This is a python app demonstrating On-Device Streaming ASR using QuartzNet model executed with Intel(r) OpenVINO
The app will continuously stream audio coming through microphone, break it into chunks and some transformation before sending it to the neural network (QuartzNet-15x5) to get character probabilites. Subsequently, perform CTC decoding and optionally apply KenLM to improve WER.
Intel(r) Distribution of OpenVINO 2022.1
The list of models supported by the demo is in models.lst
file.

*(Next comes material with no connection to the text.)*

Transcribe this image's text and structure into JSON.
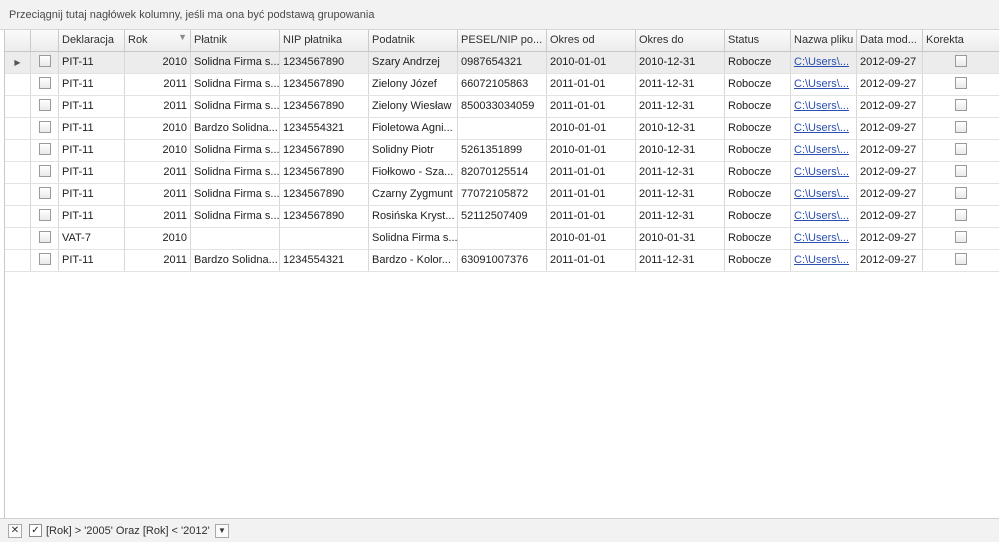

This file can be used as a parameter for Model Downloader and Converter to download and, if necessary, convert models to OpenVINO IR format (*.xml + *.bin).
An example of using the Model Downloader:
omz_downloader --list models.lst
An example of using the Model Converter:
omz_converter --list models.lst
- quartznet-15x5-en
NOTE: Refer to the tables Intel's Pre-Trained Models Device Support and Public Pre-Trained Models Device Support for the details on models inference support at different devices.
Run the application with -h
option to see help message.
usage: streaming_asr_openvino.py [-h] -m MODEL [-d DEVICE]
optional arguments:
-h, --help Show this help message and exit.
-m MODEL, --model MODEL
Required. Path to an .xml file with a trained model.
-d DEVICE, --device DEVICE
Optional. Specify the target device to infer on, for
example: CPU, GPU, HDDL, MYRIAD or HETERO. The
demo will look for a suitable OpenVINO Runtime plugin for this
device. Default value is CPU.
The typical command line is:
python3 streaming_asr_openvino.py -m quartznet-15x5-en.xml
The application prints the decoded text for the audio coming through the mic in real-time until the program is terminated.